In the highly regulated field (as it should be) of medical device design and manufacture, sometimes the best way to secure regulatory approval needs more than thinking outside the box. It requires the project manager to build a different box.
In the mid 2000’s I was a project manager for a Contract Research Organization (CRO) specializing in evaluating anti-microbial products and medical devices. I was routinely approached by medical device manufacturers seeking 510(k) clearance for catheters with a broad anti-microbial claim.
Straightforward enough, however these claims were complicated by the fact that the manufacturers were seeking anti-adherence claims (meaning that the proposed device prevented adherence of the microorganisms to the catheter). This is complicated in that (at the time) there was no standard test method or ISO standard to follow. This posed a significant problem for the FDA reviewers in that there was no validated method with which to support the claim.
To be fair, since the pioneering work of the late Bill Costerton, there were a good number of publications specifying test methods and protocols with which to evaluate biofilm formation and the prevention of it forming on any number of surfaces. The trouble with this approach is that, the methods varied widely in complexity, end-point, and reproducibility (affectionately referred to as the three pillars of non-viability in the regulatory community).

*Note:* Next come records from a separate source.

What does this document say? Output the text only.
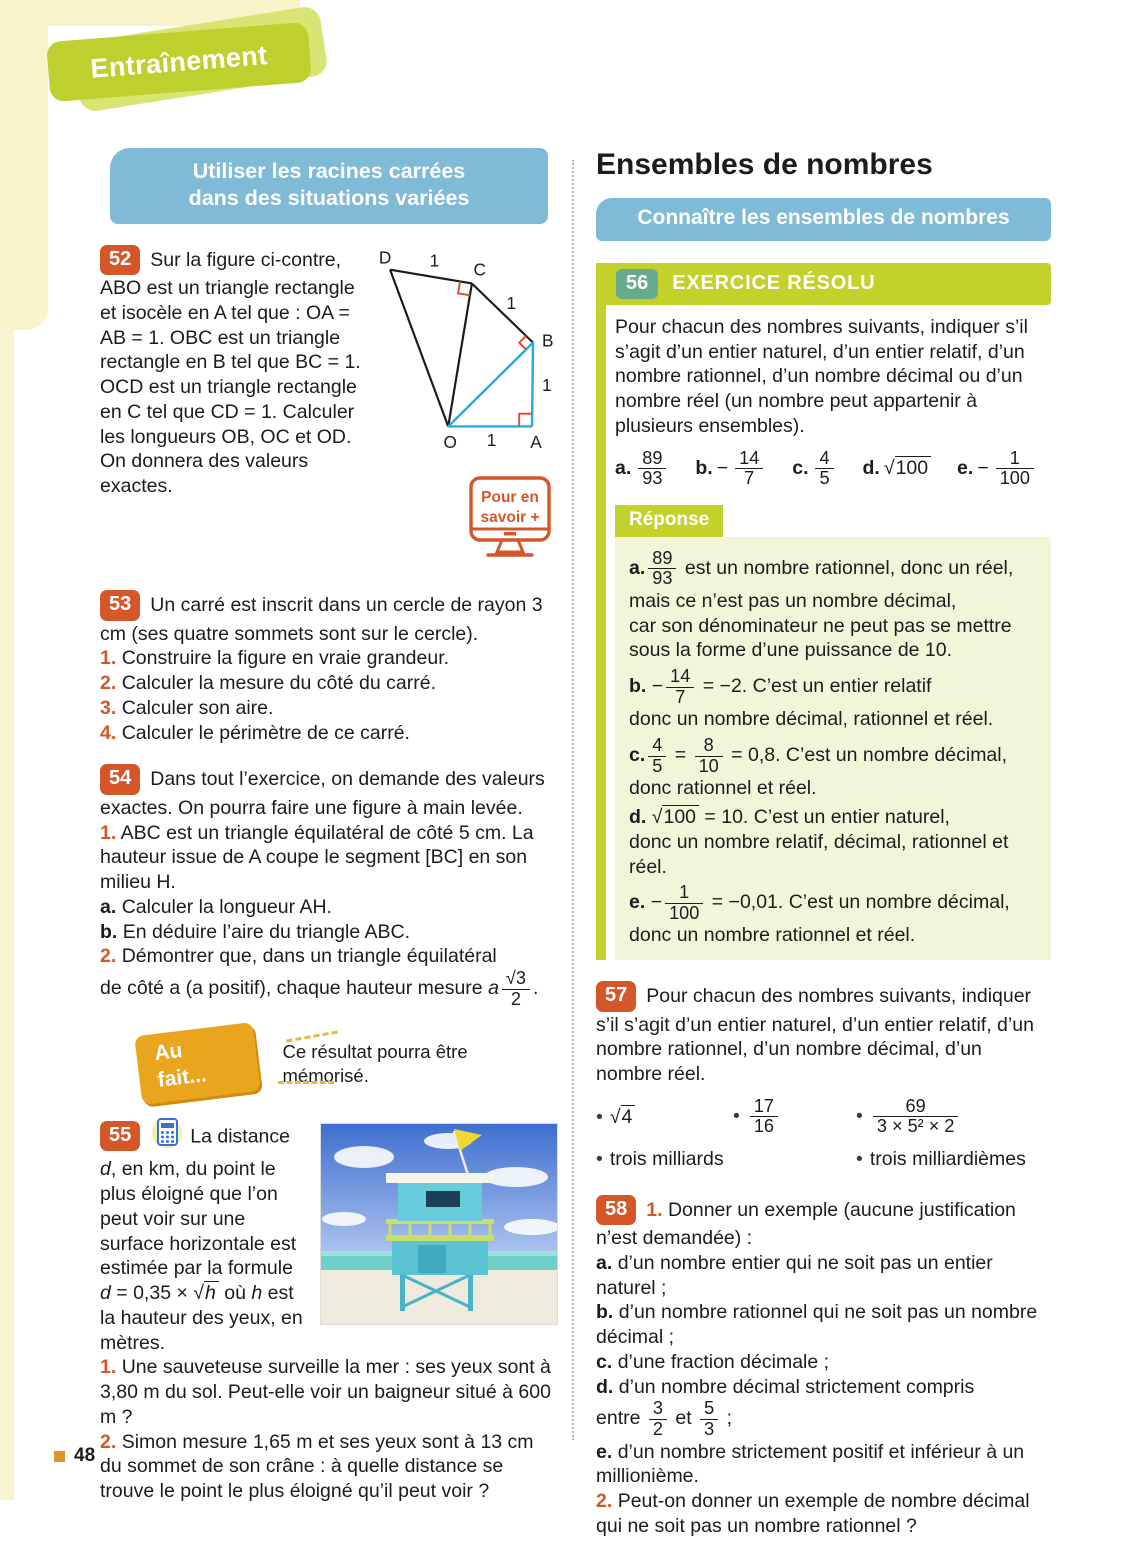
Entraînement
Utiliser les racines carrées
dans des situations variées
52 Sur la figure ci-contre, ABO est un triangle rectangle et isocèle en A tel que : OA = AB = 1. OBC est un triangle rectangle en B tel que BC = 1. OCD est un triangle rectangle en C tel que CD = 1. Calculer les longueurs OB, OC et OD. On donnera des valeurs exactes.
D
C
B
A
O
1
1
1
1
Pour en
savoir +

53 Un carré est inscrit dans un cercle de rayon 3 cm (ses quatre sommets sont sur le cercle).

1. Construire la figure en vraie grandeur.

2. Calculer la mesure du côté du carré.

3. Calculer son aire.

4. Calculer le périmètre de ce carré.

54 Dans tout l’exercice, on demande des valeurs exactes. On pourra faire une figure à main levée.

1. ABC est un triangle équilatéral de côté 5 cm. La hauteur issue de A coupe le segment [BC] en son milieu H.

a. Calculer la longueur AH.

b. En déduire l’aire du triangle ABC.

2. Démontrer que, dans un triangle équilatéral

de côté a (a positif), chaque hauteur mesure a $\frac{√3}{2}$ .

Au fait...
Ce résultat pourra être mémorisé.
55	La distance d, en km, du point le plus éloigné que l’on peut voir sur une surface horizontale est estimée par la formule d = 0,35 × √h où h est la hauteur des yeux, en mètres.

1. Une sauveteuse surveille la mer : ses yeux sont à 3,80 m du sol. Peut-elle voir un baigneur situé à 600 m ?

2. Simon mesure 1,65 m et ses yeux sont à 13 cm du sommet de son crâne : à quelle distance se trouve le point le plus éloigné qu’il peut voir ?

Ensembles de nombres
Connaître les ensembles de nombres
56	EXERCICE RÉSOLU

Pour chacun des nombres suivants, indiquer s’il s’agit d’un entier naturel, d’un entier relatif, d’un nombre rationnel, d’un nombre décimal ou d’un nombre réel (un nombre peut appartenir à plusieurs ensembles).

a. $\frac{89}{93} b$. − $\frac{14}{7} c$. $\frac{4}{5} d$. √100 e. − $\frac{1}{100}$
Réponse
a. $\frac{89}{93}$ est un nombre rationnel, donc un réel,
mais ce n’est pas un nombre décimal,
car son dénominateur ne peut pas se mettre sous la forme d’une puissance de 10.
b. − $\frac{14}{7} = -2$. C’est un entier relatif
donc un nombre décimal, rationnel et réel.
c. $\frac{4}{5} = \frac{8}{10} = 0,8$. C’est un nombre décimal,
donc rationnel et réel.
d. √100 = 10. C’est un entier naturel,
donc un nombre relatif, décimal, rationnel et réel.
e. − $\frac{1}{100} = -0,01$. C’est un nombre décimal,
donc un nombre rationnel et réel.

57 Pour chacun des nombres suivants, indiquer s’il s’agit d’un entier naturel, d’un entier relatif, d’un nombre rationnel, d’un nombre décimal, d’un nombre réel.

• √4	• $\frac{17}{16}$	• $\frac{69}{\text{3 × 5² × 2}}$
• trois milliards	• trois milliardièmes

58 1. Donner un exemple (aucune justification n’est demandée) :

a. d’un nombre entier qui ne soit pas un entier naturel ;

b. d’un nombre rationnel qui ne soit pas un nombre décimal ;

c. d’une fraction décimale ;

d. d’un nombre décimal strictement compris

entre $\frac{3}{2}$ et $\frac{5}{3}$ ;

e. d’un nombre strictement positif et inférieur à un millionième.

2. Peut-on donner un exemple de nombre décimal qui ne soit pas un nombre rationnel ?

48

Without a standard method or gold standard with which to support the claim, the reviewers were required to painstakingly sift through reams of supporting documentation and various versions of specific laboratory developed test methods to support the data. Most of the data package was geared towards proving the test method, rather than the more important data supporting the label claim. As one can imagine, this often led to long delays in the review process, increased cost to the sponsor, and further burdened an already complex process.
In the absence of a standard method, I became creative in my process going to such lengths as developing complex animal models to support our in vitro bench data and publishing supporting data in peer reviewed journals. I even hosted workshops where the FDA and competing product developers were invited to review and participate in performing the test methods we were proposing in order to demonstrate the accuracy and validity of our lab test methods!
I continued like Sisyphus for many years until a fortuitous collaboration with the Center for Biofilm Engineering led to the submission of our anti-biofilm test method to the American Society of the International Association for Testing and Materials (or ASTM) for development into a standard test method: ASTM E2799-11, which is now used around the world to support claims of this nature.
The point of my story is not to encourage CROs or project managers to curtail the development of novel test methods and experimental systems. So called ‘out of the box’ thinking is routinely required to appropriately evaluate the claims of novel medical devices. The point is that, in the highly regulated field (as it should be) of medical device design and manufacture, sometimes the best way to think outside the box is to build a different box.